Le président de la BCE Mario Draghi avait appelé de ses voeux mercredi la "clarification de la vision de l'euro" à cinq ou dix ans lors du prochain sommet, estimant que celle-ci serait à même de ramener la confiance sur les marchés.

L'Allemagne veut donc soumettre à ses partenaires à cette occasion une proposition pour un programme de travail menant à terme à une union politique, qui pourrait ne concerner qu'un noyau dur de pays si certains Etats sont opposés au processus.

La dirigeante de la première économie européenne, qui tient les cordons de la bourse en Europe, se place une fois de plus sur le terrain du long-terme, là où beaucoup de ses partenaires attendent des actions concrètes et immédiates, en faveur tout d'abord des banques espagnoles.
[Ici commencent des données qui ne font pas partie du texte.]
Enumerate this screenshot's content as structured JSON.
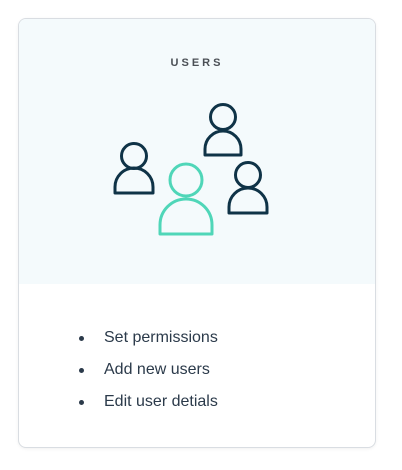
{
  "card": {
    "title": "USERS",
    "features": [
      "Set permissions",
      "Add new users",
      "Edit user detials"
    ]
  },
  "colors": {
    "dark_user": "#0f3347",
    "accent_user": "#4fd6b8",
    "header_bg": "#f4fafc"
  },
  "icons": [
    "user-group-illustration",
    "user-icon"
  ]
}
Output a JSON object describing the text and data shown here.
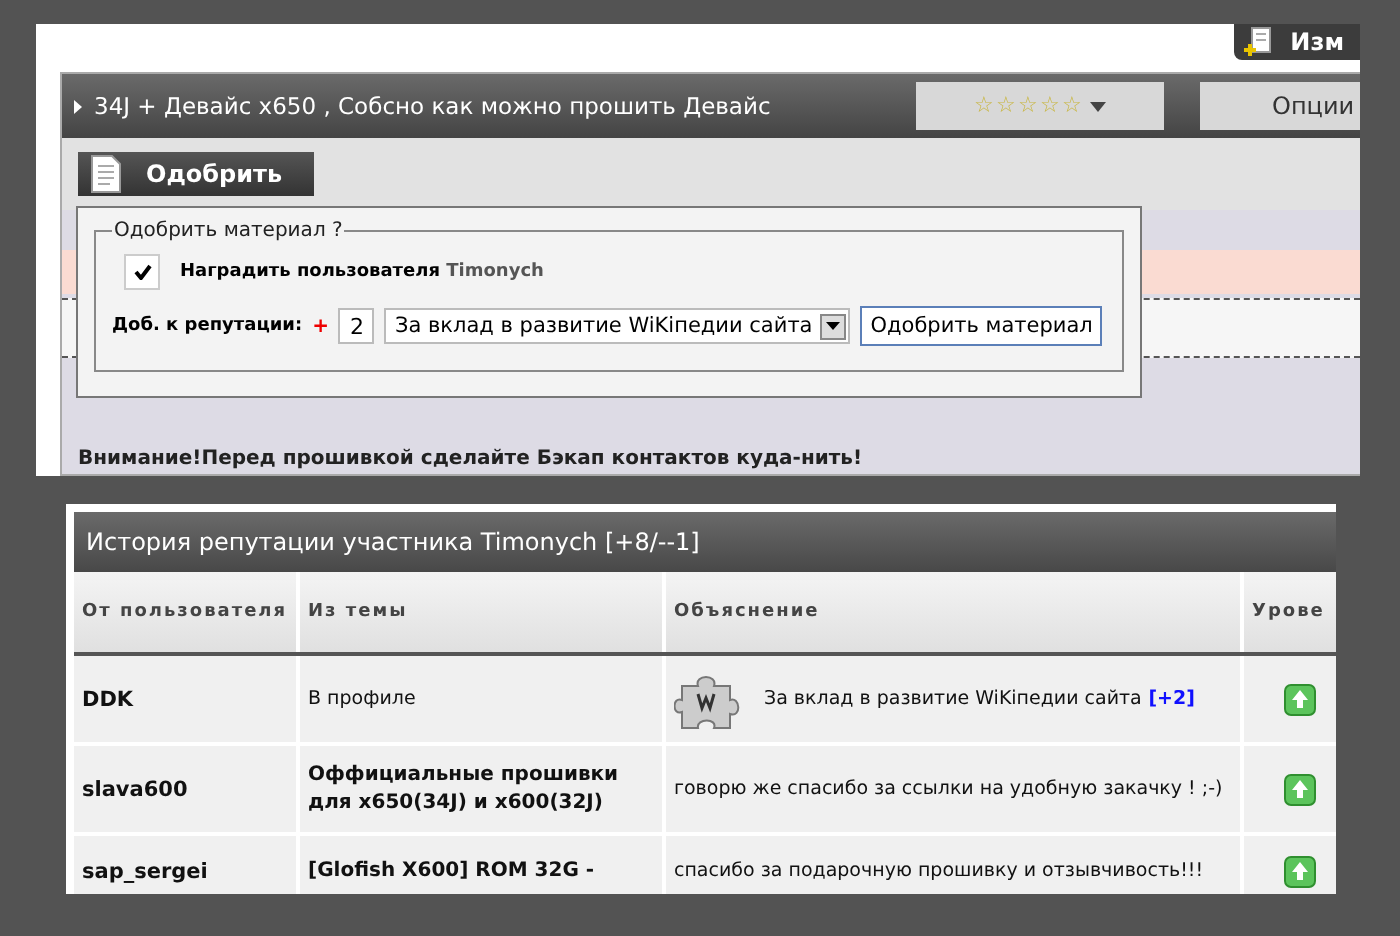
{
  "edit_tab": {
    "label": "Изм"
  },
  "topic": {
    "title": "34J + Девайс x650 , Собсно как можно прошить Девайс",
    "rating": {
      "stars": 0
    },
    "options_label": "Опции"
  },
  "approve_button": "Одобрить",
  "approve_dialog": {
    "legend": "Одобрить материал ?",
    "reward_checked": true,
    "reward_label": "Наградить пользователя",
    "reward_user": "Timonych",
    "rep_label": "Доб. к репутации:",
    "plus_sign": "+",
    "rep_value": "2",
    "reason": "За вклад в развитие WiKiпедии сайта",
    "submit": "Одобрить материал"
  },
  "notice": "Внимание!Перед прошивкой сделайте Бэкап контактов куда-нить!",
  "reputation": {
    "title": "История репутации участника Timonych [+8/--1]",
    "columns": [
      "От пользователя",
      "Из темы",
      "Объяснение",
      "Урове"
    ],
    "rows": [
      {
        "user": "DDK",
        "topic": "В профиле",
        "topic_bold": false,
        "kind": "wiki",
        "explanation": "За вклад в развитие WiKiпедии сайта",
        "points": "[+2]"
      },
      {
        "user": "slava600",
        "topic": "Оффициальные прошивки для x650(34J) и x600(32J)",
        "topic_bold": true,
        "kind": "plain",
        "explanation": "говорю же спасибо за ссылки на удобную закачку ! ;-)"
      },
      {
        "user": "sap_sergei",
        "topic": "[Glofish X600] ROM 32G -",
        "topic_bold": true,
        "kind": "plain",
        "explanation": "спасибо за подарочную прошивку и отзывчивость!!!"
      }
    ]
  }
}
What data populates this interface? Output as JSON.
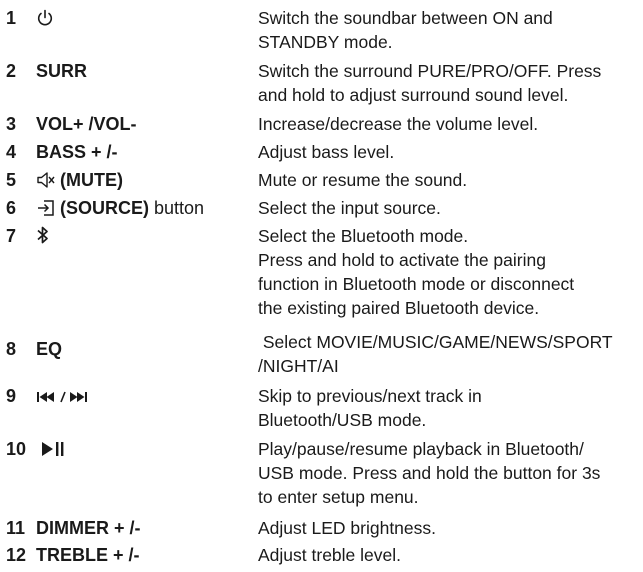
{
  "items": [
    {
      "num": "1",
      "label": "",
      "suffix": "",
      "icon": "power-icon",
      "desc": [
        "Switch the soundbar between ON and",
        "STANDBY mode."
      ]
    },
    {
      "num": "2",
      "label": "SURR",
      "suffix": "",
      "icon": "",
      "desc": [
        "Switch the surround PURE/PRO/OFF. Press",
        "and hold to adjust surround sound level."
      ]
    },
    {
      "num": "3",
      "label": "VOL+ /VOL-",
      "suffix": "",
      "icon": "",
      "desc": [
        "Increase/decrease the volume level."
      ]
    },
    {
      "num": "4",
      "label": "BASS + /-",
      "suffix": "",
      "icon": "",
      "desc": [
        "Adjust bass level."
      ]
    },
    {
      "num": "5",
      "label": "(MUTE)",
      "suffix": "",
      "icon": "mute-icon",
      "desc": [
        "Mute or resume the sound."
      ]
    },
    {
      "num": "6",
      "label": "(SOURCE)",
      "suffix": "button",
      "icon": "source-icon",
      "desc": [
        "Select the input source."
      ]
    },
    {
      "num": "7",
      "label": "",
      "suffix": "",
      "icon": "bluetooth-icon",
      "desc": [
        "Select the Bluetooth mode.",
        "Press and hold to activate the pairing",
        "function in Bluetooth mode or disconnect",
        "the existing paired Bluetooth device."
      ]
    },
    {
      "num": "8",
      "label": "EQ",
      "suffix": "",
      "icon": "",
      "desc": [
        " Select MOVIE/MUSIC/GAME/NEWS/SPORT",
        "/NIGHT/AI"
      ]
    },
    {
      "num": "9",
      "label": "",
      "suffix": "",
      "icon": "prev-next-icon",
      "desc": [
        "Skip to previous/next track in",
        "Bluetooth/USB mode."
      ]
    },
    {
      "num": "10",
      "label": "",
      "suffix": "",
      "icon": "play-pause-icon",
      "desc": [
        "Play/pause/resume playback in Bluetooth/",
        "USB mode. Press and hold the button for 3s",
        "to enter setup menu."
      ]
    },
    {
      "num": "11",
      "label": "DIMMER + /-",
      "suffix": "",
      "icon": "",
      "desc": [
        "Adjust LED brightness."
      ]
    },
    {
      "num": "12",
      "label": "TREBLE + /-",
      "suffix": "",
      "icon": "",
      "desc": [
        "Adjust treble level."
      ]
    }
  ]
}
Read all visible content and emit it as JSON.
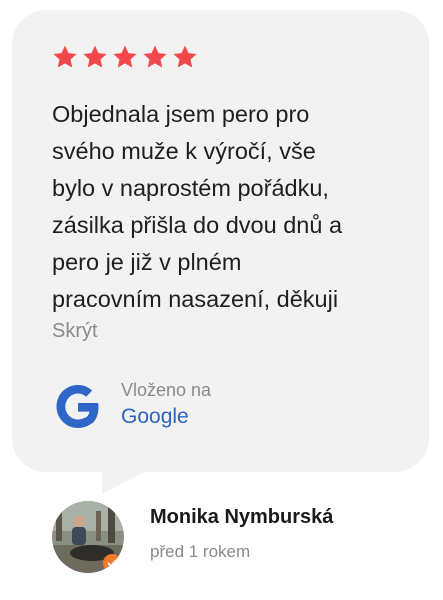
{
  "review": {
    "rating": 5,
    "star_color": "#f2474b",
    "text_lines": [
      "Objednala jsem pero pro",
      "svého muže k výročí, vše",
      "bylo v naprostém pořádku,",
      "zásilka přišla do dvou dnů a",
      "pero je již v plném",
      "pracovním nasazení, děkuji"
    ],
    "hide_label": "Skrýt"
  },
  "source": {
    "posted_label": "Vloženo na",
    "platform": "Google",
    "icon": "google-g-icon",
    "link_color": "#2c64c4"
  },
  "author": {
    "name": "Monika Nymburská",
    "time_ago": "před 1 rokem",
    "avatar_icon": "user-photo-avatar"
  }
}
Celles-ci auraient un besoin de financement compris entre 40 et 80 milliards d'euros, selon le journal espagnol ABC jeudi, qui anticipe la publication lundi d'une estimation très attendue du Fonds monétaire international (FMI).

Madrid s'est donné encore deux semaines pour décider d'une requête d'aide à ses partenaires européens. Le pays est opposé à une aide formelle du FESF, qui serait flanquée de conditions sévères et signifierait un abandon partiel de souveraineté.